Robert Gottliebsen has a thought provoking, albeit slightly confused, article in the Business Spectator, arguing Australia (like Britain) faces a crisis in power generation capacity in the coming years ("Our power vacuum") and that action needs to be taken if the looming supply gap is to be filled by private investment rather than a rushed program of government built power stations when blackouts become more frequent (given the enormous prices rises forecast for power in NSW over the next 3 years we seem to be seeing the impact of this already).
Australians expect their governments to provide them with reliable electricity and if, or when, that doesn’t happen, community anger will be white hot. With the exception of a period in Perth, for the past few decades – except in extreme weather conditions – power has been reliable. But unless we take action now Australia is about to enter an era where electricity supply will be much less reliable. We have received an alert from the UK where, like Australia, the country moved away from the traditional model of one government supplier. ...
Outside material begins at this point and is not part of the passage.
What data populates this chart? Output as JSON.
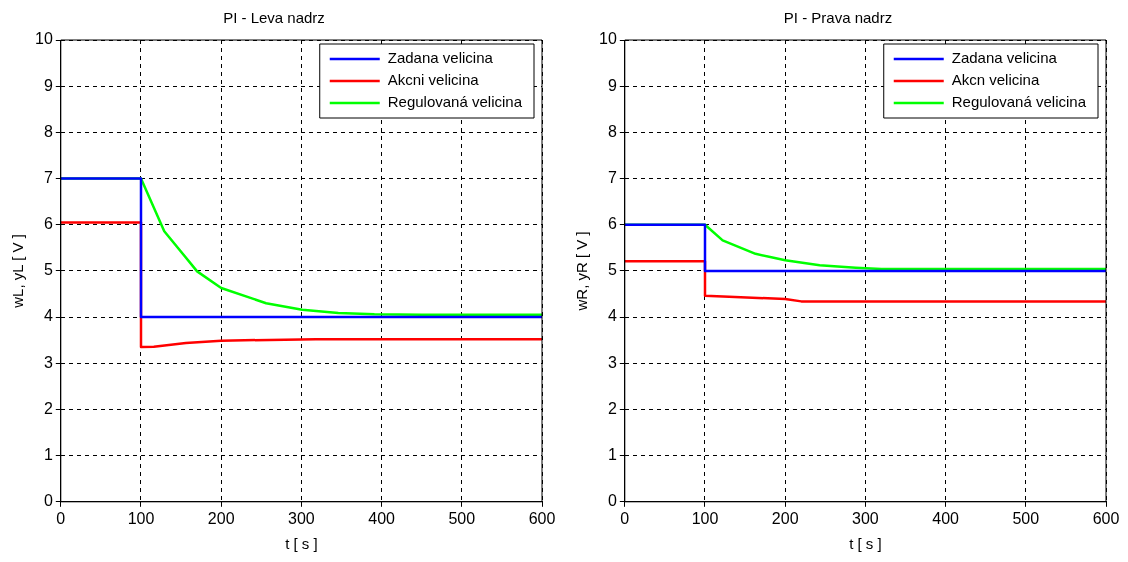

It takes about four to five years to put together a major power project, we must make decisions fairly quickly. The biggest problem is in Victoria. In the 2009/10 summer, Melbourne had only one very hot day and that took place in January when industry was shut and many people were on holiday.
Had Melbourne experienced a hot January/February, black outs would have been widespread and Premier John Brumby would have copped the blame – possibly leading to his electoral defeat later this year. Yet Brumby is fully aware of the problem but can’t act to solve it because of the buffoons in Canberra. Australia not only needs more baseload power, but also needs to reduce its dependence on coal, particularly brown coal. Renewables are important, but they can't fill the gap. Gas, or nuclear, is essential.
Robert's conclusion is confusing for a number of reasons - nuclear power simply isn't an option on any level (it's too expensive compared to the alternatives, could never be built in time to avert a 2015 crisis in any case and would meet intractable public opposition) and thus could be discounted without further thought.
While gas could be used to avert any potential failure to meet future demand (as I've noted before, if you take natural gas, coal seam gas, biogas and unconventional gas into account, we could generate all our power from gas and still be chugging along happily - discounting all the carbon emissions - for more than a century) its hardly the cleanest option and keeps us locked into an extract and pollute model of power generation.
While Robert glibly dismisses renewables without explanation, these are clearly the best option for shifting Australia onto a sustainable, carbon free power generation model - and are eminently suitable for meeting the near term challenge of growing peak consumption on hot summer afternoons in the major east coast capitals.
Looking at the available options:
- wind power available from the South Australian coast is often strong when days are hottest in Melbourne and Sydney (as the southerly change approaches)
- solar PV can be deployed locally within the big cities and follows load on hot summer days
- solar thermal power can be built in northern Victoria and Western NSW, which will also have maximum production on hot summer afternoons
- solar thermal power could also be combined with gas, as is being proposed for some new Queensland power stations to provide "baseload" power if combining energy storage proves too expensive for the time being
- solar thermal power can be built out in small units (and on brownfield sites close to cities, eliminating transmission costs) which requires smaller amounts of capital
- home insulation projects implemented as part of the stimulus package should decrease summer power demand (as should solar hot water programs) regardless of all the bad press the program received
- geothermal power could be pursued more vigorously (as could tidal power in bass strait, as the British are looking to do in Scotland)
- smart meters / smart grids can be used to manage demand without the need for blackouts / brownouts (and are something we need to accelerate the implementation of regardless)
Robert goes on to note that creating a price for carbon emissions would annoy foreign investors in Victorian brown coal fired power stations:
The emissions trading scheme legislation would have had the effect of destroying the Australian equity of major global power generating companies (led by China Light & Power). If their capital was destroyed by government action, there is no way those global generating companies would fund new developments in Australia given the attractive proposals being offered to them by India and China.
Our local power generating groups like Origin and AGL do not have the capital for extensive investments and even if they could raise the equity funds, banks would not lend the enormous sums required to a few groups.
In response to this it would be tempting to ask who cares about foreign investors in the dirtiest form of power generation - global warming science was already on their radar when they bought these assets so they need to be prepared to take a loss for ignoring it - and they will invest whenever they see an opportunity to profit, regardless of past mistakes.